Futures - The Concession Stand needs 14 workers for Aug. 30, and has 5. Bring your family (age 16 and up) and help in this fund-raising effort. We have a new and better location in GG. See JODI. District Governor's Welcome Golf Outing is at Stoughton on Aug. 12. Dinner only is $15, see DON NEVIASER for golf and signup. The welcome is for our own JOHN JENSON so we should be there. The Eye Bank Golf is on Aug 25. See DON NEVIASER for that one too. STEVE BRIGGS says our bowling team has a few splits in its lineup — see him to participate. A good opportunity to have some fun with fellow Lions and other service club members, and widen your circle of acquaintances.

Lion Birthdays for SAL AL-ASHKAR (14 years), MICHELLE VETTERKIND (16), WARREN RANDY (40!) were celebrated. Also recognized in absentia were GREG MILLER and JIM SCHUTZ, (27) and JIM KEMMETER, (28), who is almost recovered from his recent hip replacement. We hope to see him at the next meeting.

Pres. JODI summed up where we are (not where we want to be) and where we're going, and thanked last year's Board and active club members for their work, in her opening commentary on the coming year. She asked us all to recommit to service - take part in Club activities, serve, have some fun, make some new friends, go bowling, curling, golfing, learn about Lions. There are all kinds of opportunities — find something, and do it. Our committees are the gateway to opportunity and participation. One of the oldest sayings in the world applies — “you get something out only if you put something in.”

We need to Renew, Rebuild and Revitalize. That means we need some participation from everyone. The Board is at work on the committee structure, and it is expected that committees will report to the general membership on their work. On the service side, we will continue with all of our current projects, including cornea transport, eyeglass recycling and diabetes awareness. We will add two major projects, Sight Night, to collect used eyeglasses thru partnerships with the Madison School District and the Postal Service, and, next Spring, our first annual Walk For Sight and Health Fair at East Towne.

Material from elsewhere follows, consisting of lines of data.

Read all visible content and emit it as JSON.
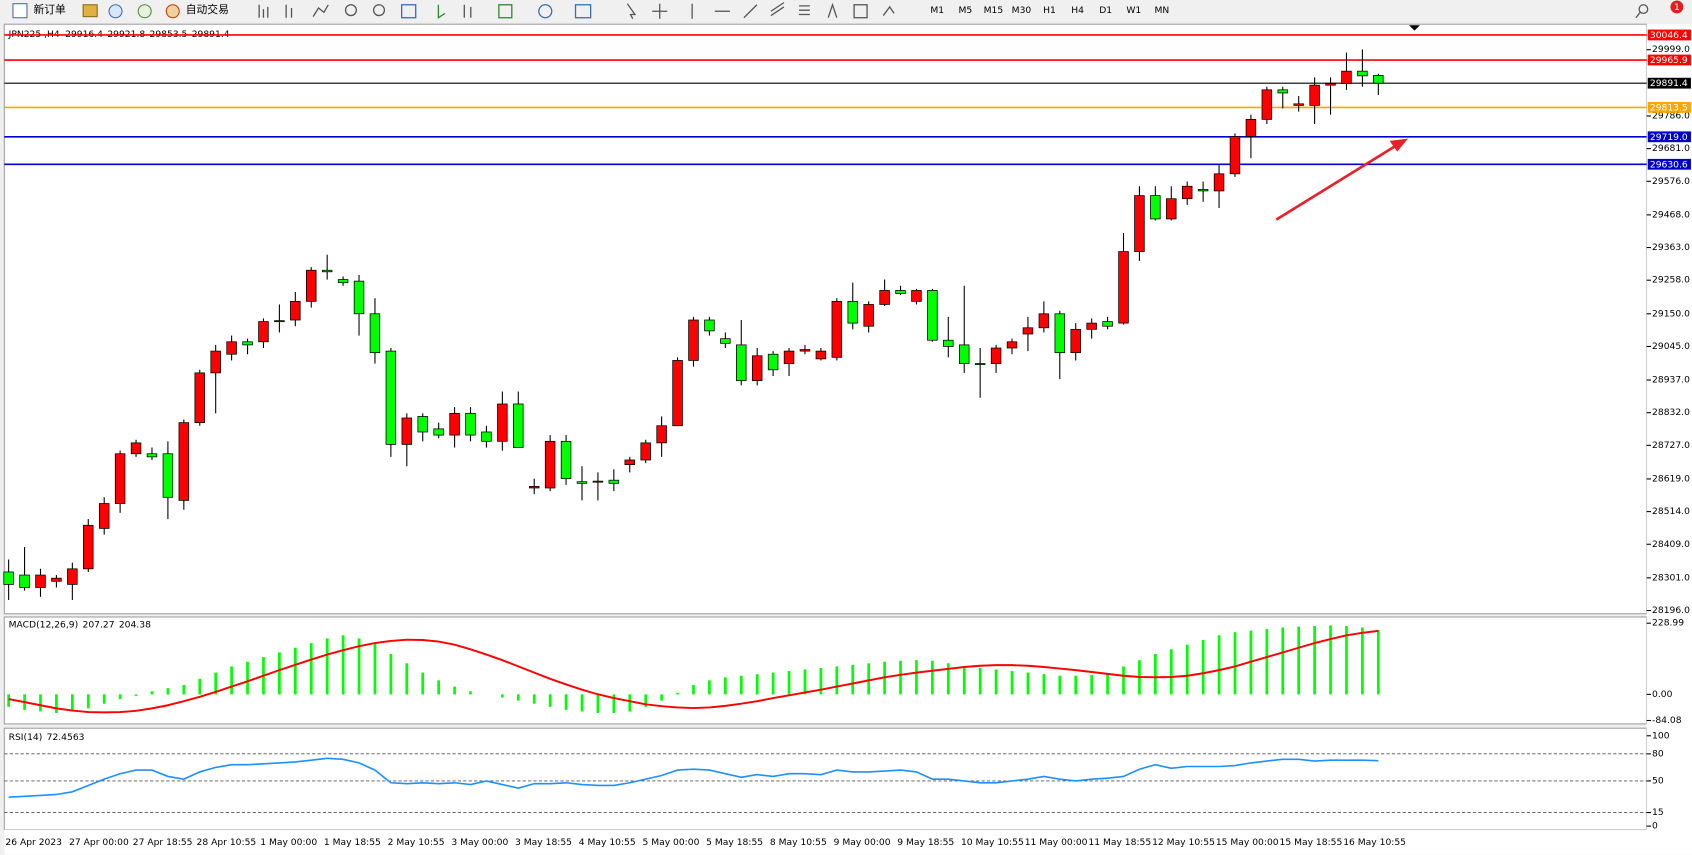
{
  "toolbar": {
    "new_order": "新订单",
    "auto_trading": "自动交易",
    "timeframes": [
      "M1",
      "M5",
      "M15",
      "M30",
      "H1",
      "H4",
      "D1",
      "W1",
      "MN"
    ],
    "notifications": 1
  },
  "chart_data": [
    {
      "type": "candlestick",
      "symbol": "JPN225 ,H4",
      "up_color": "#ff0000",
      "down_color": "#00ff00",
      "categories": [
        "26 Apr 2023",
        null,
        null,
        null,
        "27 Apr 00:00",
        null,
        null,
        null,
        "27 Apr 18:55",
        null,
        null,
        null,
        "28 Apr 10:55",
        null,
        null,
        null,
        "1 May 00:00",
        null,
        null,
        null,
        "1 May 18:55",
        null,
        null,
        null,
        "2 May 10:55",
        null,
        null,
        null,
        "3 May 00:00",
        null,
        null,
        null,
        "3 May 18:55",
        null,
        null,
        null,
        "4 May 10:55",
        null,
        null,
        null,
        "5 May 00:00",
        null,
        null,
        null,
        "5 May 18:55",
        null,
        null,
        null,
        "8 May 10:55",
        null,
        null,
        null,
        "9 May 00:00",
        null,
        null,
        null,
        "9 May 18:55",
        null,
        null,
        null,
        "10 May 10:55",
        null,
        null,
        null,
        "11 May 00:00",
        null,
        null,
        null,
        "11 May 18:55",
        null,
        null,
        null,
        "12 May 10:55",
        null,
        null,
        null,
        "15 May 00:00",
        null,
        null,
        null,
        "15 May 18:55",
        null,
        null,
        null,
        "16 May 10:55",
        null,
        null
      ],
      "open": [
        28320,
        28310,
        28270,
        28290,
        28280,
        28330,
        28460,
        28540,
        28700,
        28700,
        28700,
        28550,
        28800,
        28960,
        29020,
        29060,
        29060,
        29125,
        29130,
        29190,
        29290,
        29260,
        29255,
        29150,
        29030,
        28730,
        28820,
        28780,
        28760,
        28830,
        28770,
        28740,
        28860,
        28590,
        28590,
        28740,
        28610,
        28610,
        28615,
        28665,
        28680,
        28735,
        28790,
        29000,
        29130,
        29070,
        29050,
        28935,
        29020,
        28990,
        29030,
        29005,
        29010,
        29190,
        29110,
        29180,
        29225,
        29190,
        29225,
        29065,
        29050,
        28990,
        28990,
        29040,
        29085,
        29105,
        29150,
        29025,
        29100,
        29125,
        29120,
        29350,
        29530,
        29455,
        29520,
        29550,
        29545,
        29600,
        29720,
        29775,
        29870,
        29820,
        29820,
        29885,
        29890,
        29930,
        29916.4
      ],
      "high": [
        28360,
        28400,
        28330,
        28310,
        28350,
        28490,
        28560,
        28710,
        28745,
        28720,
        28740,
        28810,
        28970,
        29050,
        29080,
        29070,
        29135,
        29180,
        29220,
        29300,
        29340,
        29270,
        29275,
        29200,
        29040,
        28830,
        28830,
        28800,
        28850,
        28850,
        28790,
        28900,
        28900,
        28620,
        28760,
        28760,
        28660,
        28640,
        28650,
        28690,
        28745,
        28820,
        29010,
        29140,
        29140,
        29090,
        29130,
        29040,
        29030,
        29040,
        29050,
        29040,
        29200,
        29250,
        29190,
        29260,
        29240,
        29230,
        29230,
        29140,
        29240,
        29040,
        29050,
        29070,
        29140,
        29190,
        29160,
        29120,
        29135,
        29140,
        29410,
        29560,
        29560,
        29560,
        29575,
        29575,
        29630,
        29730,
        29790,
        29880,
        29880,
        29850,
        29910,
        29910,
        29990,
        30000,
        29921.8
      ],
      "low": [
        28230,
        28260,
        28240,
        28270,
        28230,
        28320,
        28440,
        28510,
        28690,
        28680,
        28490,
        28520,
        28790,
        28830,
        29000,
        29020,
        29040,
        29090,
        29110,
        29170,
        29260,
        29240,
        29080,
        28990,
        28690,
        28660,
        28740,
        28750,
        28720,
        28740,
        28720,
        28710,
        28720,
        28570,
        28580,
        28600,
        28550,
        28550,
        28580,
        28640,
        28670,
        28690,
        28790,
        28980,
        29080,
        29040,
        28920,
        28920,
        28950,
        28950,
        29020,
        29000,
        29000,
        29100,
        29090,
        29175,
        29210,
        29180,
        29060,
        29010,
        28960,
        28880,
        28960,
        29020,
        29030,
        29090,
        28940,
        29000,
        29070,
        29100,
        29115,
        29320,
        29450,
        29450,
        29500,
        29510,
        29490,
        29590,
        29650,
        29760,
        29810,
        29800,
        29760,
        29790,
        29870,
        29880,
        29853.5
      ],
      "close": [
        28280,
        28270,
        28310,
        28300,
        28330,
        28470,
        28540,
        28700,
        28735,
        28690,
        28560,
        28800,
        28960,
        29030,
        29060,
        29050,
        29125,
        29128,
        29190,
        29290,
        29285,
        29250,
        29150,
        29025,
        28730,
        28815,
        28770,
        28760,
        28830,
        28760,
        28740,
        28860,
        28720,
        28595,
        28740,
        28620,
        28605,
        28612,
        28605,
        28680,
        28735,
        28790,
        29000,
        29130,
        29095,
        29055,
        28935,
        29015,
        28970,
        29030,
        29035,
        29030,
        29190,
        29120,
        29180,
        29225,
        29215,
        29225,
        29065,
        29045,
        28990,
        28988,
        29040,
        29060,
        29105,
        29150,
        29025,
        29100,
        29120,
        29110,
        29350,
        29530,
        29455,
        29520,
        29560,
        29545,
        29600,
        29720,
        29775,
        29870,
        29860,
        29825,
        29885,
        29890,
        29930,
        29915,
        29891.4
      ],
      "ylim": [
        28196,
        30081
      ],
      "yticks": [
        {
          "value": 29999,
          "label": "29999.0"
        },
        {
          "value": 29786,
          "label": "29786.0"
        },
        {
          "value": 29681,
          "label": "29681.0"
        },
        {
          "value": 29576,
          "label": "29576.0"
        },
        {
          "value": 29468,
          "label": "29468.0"
        },
        {
          "value": 29363,
          "label": "29363.0"
        },
        {
          "value": 29258,
          "label": "29258.0"
        },
        {
          "value": 29150,
          "label": "29150.0"
        },
        {
          "value": 29045,
          "label": "29045.0"
        },
        {
          "value": 28937,
          "label": "28937.0"
        },
        {
          "value": 28832,
          "label": "28832.0"
        },
        {
          "value": 28727,
          "label": "28727.0"
        },
        {
          "value": 28619,
          "label": "28619.0"
        },
        {
          "value": 28514,
          "label": "28514.0"
        },
        {
          "value": 28409,
          "label": "28409.0"
        },
        {
          "value": 28301,
          "label": "28301.0"
        },
        {
          "value": 28196,
          "label": "28196.0"
        }
      ],
      "levels": [
        {
          "value": 30046.4,
          "color": "#ff0000"
        },
        {
          "value": 29965.9,
          "color": "#ff0000"
        },
        {
          "value": 29813.5,
          "color": "#ffa500"
        },
        {
          "value": 29719,
          "label": "29719.0",
          "color": "#0000cd"
        },
        {
          "value": 29630.6,
          "color": "#0000cd"
        }
      ]
    },
    {
      "type": "macd",
      "name": "MACD(12,26,9)",
      "histogram_color": "#00ff00",
      "signal_color": "#ff0000",
      "histogram": [
        -40,
        -50,
        -55,
        -60,
        -55,
        -45,
        -30,
        -15,
        -5,
        10,
        20,
        30,
        50,
        70,
        90,
        105,
        120,
        135,
        150,
        165,
        180,
        190,
        180,
        165,
        130,
        100,
        70,
        45,
        25,
        10,
        0,
        -10,
        -20,
        -30,
        -40,
        -50,
        -55,
        -60,
        -60,
        -55,
        -40,
        -20,
        5,
        30,
        45,
        55,
        60,
        65,
        70,
        75,
        80,
        85,
        90,
        95,
        100,
        105,
        108,
        110,
        108,
        100,
        90,
        85,
        80,
        75,
        70,
        65,
        60,
        60,
        62,
        65,
        90,
        110,
        130,
        145,
        160,
        175,
        190,
        200,
        205,
        210,
        215,
        218,
        220,
        222,
        220,
        215,
        207.27
      ],
      "signal": [
        -15,
        -25,
        -35,
        -45,
        -52,
        -57,
        -58,
        -57,
        -53,
        -45,
        -35,
        -22,
        -8,
        8,
        25,
        42,
        60,
        78,
        95,
        112,
        128,
        142,
        155,
        165,
        172,
        176,
        175,
        170,
        160,
        145,
        128,
        110,
        90,
        70,
        50,
        32,
        15,
        0,
        -12,
        -22,
        -32,
        -38,
        -42,
        -44,
        -42,
        -37,
        -30,
        -22,
        -12,
        -3,
        6,
        15,
        25,
        35,
        45,
        55,
        63,
        70,
        76,
        82,
        88,
        92,
        94,
        94,
        92,
        88,
        83,
        78,
        72,
        66,
        60,
        56,
        55,
        56,
        60,
        68,
        78,
        90,
        105,
        120,
        135,
        150,
        165,
        178,
        190,
        198,
        204.38
      ],
      "ylim": [
        -95,
        242
      ],
      "yticks": [
        228.99,
        {
          "value": 0,
          "label": "0.00"
        },
        -84.08
      ]
    },
    {
      "type": "rsi",
      "name": "RSI(14)",
      "color": "#1e90ff",
      "values": [
        32,
        33,
        34,
        35,
        38,
        45,
        52,
        58,
        62,
        62,
        55,
        52,
        60,
        65,
        68,
        68,
        69,
        70,
        71,
        73,
        75,
        74,
        70,
        62,
        48,
        47,
        48,
        47,
        48,
        46,
        50,
        46,
        42,
        47,
        47,
        48,
        46,
        45,
        45,
        48,
        52,
        56,
        62,
        63,
        62,
        58,
        54,
        57,
        55,
        58,
        58,
        57,
        62,
        60,
        60,
        61,
        62,
        60,
        52,
        52,
        50,
        48,
        48,
        50,
        52,
        55,
        52,
        50,
        52,
        53,
        55,
        63,
        68,
        64,
        66,
        66,
        66,
        67,
        70,
        72,
        74,
        74,
        72,
        73,
        73,
        73,
        72.4563
      ],
      "ylim": [
        -4,
        106
      ],
      "yticks": [
        100,
        80,
        50,
        15,
        0
      ],
      "levels": [
        80,
        50,
        15
      ]
    }
  ]
}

For fundraising, we will continue staffing the UW concession stands, our Rose Day flower sale, and the Holiday Treat candy, nut and cake sale. But we will begin the transition from sales-based fundraising to event-based fundraising with the Walk For Sight, and planning has begun for a poker tournament.

The year ahead offers much promise and opportunity. We all need to re-energize ourselves, and take a part in these new and continued activities. And, with CRAIG BUTLER as Membership Chairman, we all need to go out in the community and recruit some willing hands to help us. They are out there -we just need to find them, and when we find them, we need to give them something positive to do.

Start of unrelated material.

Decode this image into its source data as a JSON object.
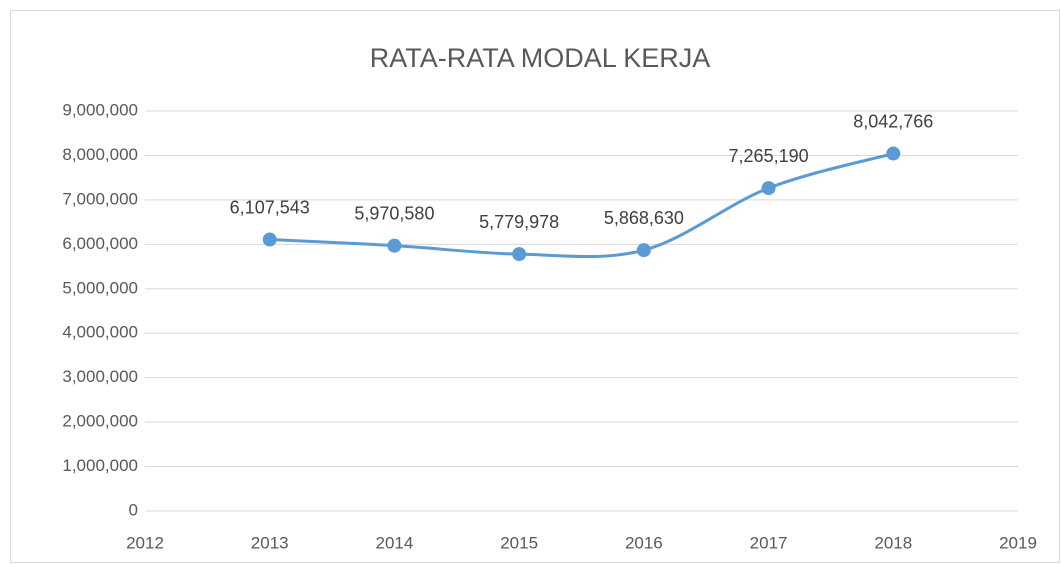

JODI is out in front, and she sounded the call to action. Now it is up to the rest of us to get up and get going! Remember that one of the reasons you joined Lions was, in the words of a history author, “To Do Something For Someone Else.” Your Lions Club gives you that opportunity — participate.

There is another angle to participation which must not be overlooked. It gives you an opportunity to meet and get to know other people. They have information, experience, advice and product to offer which you may want, and you likewise have these things to offer them. All of us benefit by being part of a group of active and committed people.

Lisa Marshall, from the Wis Dept of Tourism, told us again how important the tourist industry is to our state - $13 billion, to be exact. Visitors are back, except in a few sites like Lake Delton. 50% are Wis. residents and 25% from Chicago. New attractions this year are the Harley-Davidson museum in Milwaukee, the National Brewing Museum in Potosi (do they do Lion Conventions?) and a Civil War museum in Kenosha that spotlights the war's effect on Wisconsin.